Changes related to short-term internships which were not yet in force have been repealed under Bill C-63.
- Breaks: Employees are entitled to an unpaid break of a minimum of thirty (30) minutes for every period of five (5) consecutive hours of work. If the employer requires the employee to be at their disposal during this break, the employee must be paid for the break.
- Rest Periods: Employees are entitled to a rest period of at least eight (8) consecutive hours between shifts.
- Notice of Work Schedule: Employees must be notified in writing of their work schedule at least ninety-six (96) hours in advance. Where this notice is not provided, employees can refuse to work the shift, subject to certain exceptions.
- Medical or Nursing Breaks: Employers must provide unpaid breaks necessary for medical reasons or to nurse or express breast milk.
- Service Requirements: Entitlement to holiday pay, maternity leave, parental leave, critical illness leave and death or disappearance leave will no longer require any amount of continuous service.
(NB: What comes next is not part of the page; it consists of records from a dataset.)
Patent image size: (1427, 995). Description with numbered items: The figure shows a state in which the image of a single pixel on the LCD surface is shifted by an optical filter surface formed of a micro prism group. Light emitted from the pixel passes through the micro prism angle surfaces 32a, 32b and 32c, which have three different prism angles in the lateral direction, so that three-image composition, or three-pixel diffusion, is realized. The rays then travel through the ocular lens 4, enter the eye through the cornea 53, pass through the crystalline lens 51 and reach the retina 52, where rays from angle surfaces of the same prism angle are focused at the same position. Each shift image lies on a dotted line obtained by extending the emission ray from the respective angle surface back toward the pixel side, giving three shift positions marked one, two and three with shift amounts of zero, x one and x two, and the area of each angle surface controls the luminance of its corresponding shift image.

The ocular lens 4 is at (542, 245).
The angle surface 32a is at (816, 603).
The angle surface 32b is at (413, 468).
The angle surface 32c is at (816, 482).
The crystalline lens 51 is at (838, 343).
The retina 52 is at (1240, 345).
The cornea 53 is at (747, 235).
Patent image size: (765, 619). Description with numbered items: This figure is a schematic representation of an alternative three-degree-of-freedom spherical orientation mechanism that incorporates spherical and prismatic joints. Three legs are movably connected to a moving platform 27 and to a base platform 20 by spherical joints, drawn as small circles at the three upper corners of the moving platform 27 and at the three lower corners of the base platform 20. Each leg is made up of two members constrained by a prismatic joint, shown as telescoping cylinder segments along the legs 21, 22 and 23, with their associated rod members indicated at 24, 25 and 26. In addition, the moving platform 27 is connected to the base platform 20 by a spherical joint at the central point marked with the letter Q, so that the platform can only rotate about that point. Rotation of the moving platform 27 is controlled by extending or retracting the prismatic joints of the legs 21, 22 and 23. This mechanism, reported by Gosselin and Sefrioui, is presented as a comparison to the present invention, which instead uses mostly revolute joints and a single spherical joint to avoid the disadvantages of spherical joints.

Entitlement to leave for members of reserve forces is reduced from six (6) to three (3) months.
- Vacation: Employees will be entitled to at least two (2) weeks’ vacation time and 4% vacation pay upon completion of at least one (1) year of service, at least three (3) weeks’ vacation and 6% of vacation pay upon completion of five (5) consecutive years of service, and at least four (4) weeks’ vacation and 8% vacation pay upon completion of at least ten (10) consecutive years of service.
- Personal Leave: A new entitlement to five (5) days of personal leave, the first three (3) of which will be paid for employees with at least three (3) months of continuous service. The leave can be taken for the purposes of treating personal illness or injury, tending to the health or care of any family member, carrying out responsibilities related to the education of a family member under 18 years of age, to attend a citizenship ceremony, to address any urgent matter relating to themselves or their family members, or any other prescribed reason.
- Medical Leave: Employees remain entitled to a medical leave of up to seventeen (17) weeks for personal illness or injury, organ or tissue donation, or medical appointments during work hours. Notice of the leave should be given at least four (4) weeks in advance, unless there is a valid reason why it cannot be provided in which case it must be provided as soon as possible. Where the absence will be three (3) days or longer, the employer can require a certificate from a healthcare pr
- Court/Jury Duty Leave: Employees are entitled to an unpaid leave of absence to act as a witness, as a juror or to participate in the jury selection process. This leave has no restriction on the length or frequency.